Visiting the mystical island of Camiguin
SHOOTING STRAIGHT - Bobit S. Avila (Pilipino Star Ngayon) - March 12, 2015 - 12:00am

CAMIGUIN ISLAND: I was in this magical island since Sunday for my first real vacation, with my friends, Francisco “Kito” Unchuan, Boy Tan, Larry Reisland, Noel Zosa, Louie Hermosisima, Richard Unchuan and Benito “Bugs” and his son Charlie Unchuan. I’ve been invited so many times by the Unchuan family to visit this place as they have an ancestral home in Camiguin. Wealthy families from Cebu and Cagayan de Oro also have their roots in Camiguin like the Neri and the Chan families.

So finally we all decided to hop over to Camiguin via Cebu Pacific Air (CPA) ATR-500, the only airline that services (it’s only a 30-minute flight from Cebu) this island that is known for its famous Lanzones whose motto is “The Island Born in Fire.” When another family friend of the Unchuans heard that we were going to Camiguin, he also decided to come along and brought his yacht with him and so we were able to circumnavigate the whole island not just by a van, but also via a yacht. Indeed, some are just luckier than others and what a lucky break for me.

When you drive around the 64-kilometer island of Camiguin via a car or van, you will immediately notice that all their roads are well-paved with complete markings on dangerous curves and for us in Metro Cebu and Metro Manila… zero traffic! When you are driving around… there are certain sections along the route that you don’t meet another vehicle, including motorcycle. But to get the better view of Camiguin… you should see it via a boat/yacht or a banca because as you go around the island… its view changes and has a different perspective. Camiguin is a very beautiful island to view from the sea especially on a clear day where there are no clouds.

Camiguin lies north of Northern Mindanao and it is right in the middle between Butuan and Cagayan de Oro. Despite it’s being a small island, Camiguin has seven, count them, seven volcanoes. Such a small island, but its volcanoes rise so high up majestically some 1,900 ft into the sky. The famous of all is Mt. Hibok-Hibok at 4,370 ft, Mt. Mambajao at 5,143 ft, Mt. Tres Marias, Mt. Ilihan, Mt. Timpong the tallest at 5,294 ft, Mt. Uhay and the old Vulcan, which is a bit ironic as it is the youngest volcano in the island.

The last time Mt. Hibok-Hibok erupted was way back on Dec. 4, 1951 (I was only seven months old then) where some 3,000 people were killed and caused people to evacuate the island. We had dinner with Camiguin Governor Jurdin Jesus “JJ” Romualdo and he told me that today the population of Camiguin stands at nearly a hundred thousand people. Perhaps this is due to the fact that there has been no eruption in Camiguin since 1951.

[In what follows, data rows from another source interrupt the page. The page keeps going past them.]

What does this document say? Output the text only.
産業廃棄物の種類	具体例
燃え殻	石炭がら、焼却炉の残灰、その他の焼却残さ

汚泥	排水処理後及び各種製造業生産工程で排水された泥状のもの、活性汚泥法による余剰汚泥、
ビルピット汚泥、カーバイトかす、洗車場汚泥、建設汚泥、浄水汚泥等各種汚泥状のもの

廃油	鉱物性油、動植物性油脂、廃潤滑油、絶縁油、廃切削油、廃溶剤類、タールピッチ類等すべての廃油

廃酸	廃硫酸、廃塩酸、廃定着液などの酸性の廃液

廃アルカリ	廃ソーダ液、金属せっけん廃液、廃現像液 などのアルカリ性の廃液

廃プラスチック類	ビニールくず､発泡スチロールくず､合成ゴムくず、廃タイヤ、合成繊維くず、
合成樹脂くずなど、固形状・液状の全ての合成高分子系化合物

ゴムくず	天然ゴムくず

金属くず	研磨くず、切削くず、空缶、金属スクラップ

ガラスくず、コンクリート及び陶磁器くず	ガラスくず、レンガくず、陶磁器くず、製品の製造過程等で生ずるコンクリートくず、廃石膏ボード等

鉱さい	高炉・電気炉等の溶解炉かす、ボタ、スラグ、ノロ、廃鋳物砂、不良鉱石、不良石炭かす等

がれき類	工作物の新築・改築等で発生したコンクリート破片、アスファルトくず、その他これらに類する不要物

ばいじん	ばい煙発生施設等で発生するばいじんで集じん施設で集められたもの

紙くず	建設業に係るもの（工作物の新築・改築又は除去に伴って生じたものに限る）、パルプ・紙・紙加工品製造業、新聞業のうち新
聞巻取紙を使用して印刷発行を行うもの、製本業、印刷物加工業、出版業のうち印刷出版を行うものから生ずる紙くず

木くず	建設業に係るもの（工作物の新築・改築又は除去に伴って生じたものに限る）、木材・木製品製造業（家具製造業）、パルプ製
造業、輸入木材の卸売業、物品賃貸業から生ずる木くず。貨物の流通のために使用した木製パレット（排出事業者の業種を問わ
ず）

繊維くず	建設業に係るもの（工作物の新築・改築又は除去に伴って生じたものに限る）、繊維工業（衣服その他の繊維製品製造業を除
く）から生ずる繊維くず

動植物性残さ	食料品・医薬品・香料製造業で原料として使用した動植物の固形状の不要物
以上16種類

Last  Sunday we took a motorboat to the island of Mantigue. This is a rather rare island that’s probably a few hectares in size, which has a forest in the middle of a great white sand beach. Gov. “JJ” Romualdo told me that in the old days, there were no residents in Mantigue Island. But later a couple of hundred people started living in that island. So now he has a program to relocate the residents of to the mainland of Camiguin and thus, Mantigue Island will strictly be for tourists only. Mind you, much of the island has black sand beaches. But in Mantigue they have white sand and also in White Island, which is a sand bar.

But there are white sand beaches almost everywhere in the Philippines from Mactan Island to Palawan to Boracay. But how many islands offer you great views and waterfalls? Indeed, one thing that I didn’t expect was the Katibawasan Falls, which lies at the foot of Mt. Mambajao and is 250 ft tall and is nestled in a virgin forest cover. Yup, you can swim the waters around where the water falls…but there’s a rope to prevent you from being struck by tons of water falling on your head. I didn’t swim there because the waters were really very cold, but foreign tourists braved the cold water.

It’s kind of surprising that Camiguin has so much water despite it’s being a small island. Up head we drove to the Ardent Hibok-Hibok Hot Springs. Now this was my kind of place as it had heated pools like rice terraces and the lower you go the hotter the water. Gov. Romualdo told me that he had to put nets over the pools to ensure that the leaves of the trees above you do not dirty the pools. This is where we all took a swim for a few hours.

What Gov. Romualdo is proud of is that his island is the most peaceful island in strife-torn Mindanao. Perhaps because he has no Muslim terrorist problems. However there were two negatives while I was in Camiguin. First that we suffered from a 48-hour brownout from Sunday to Monday. Power was restored only on Tuesday dawn. Secondly we came here on the wrong season… as it is not Lanzones season. We also dropped by the Tuawasan Falls, which was a small waterfall, but with a bigger water volume than the Katibawasan Falls. This could be a source for hydropower if anyone cared to harness this natural resource. Indeed you should visit Camiguin.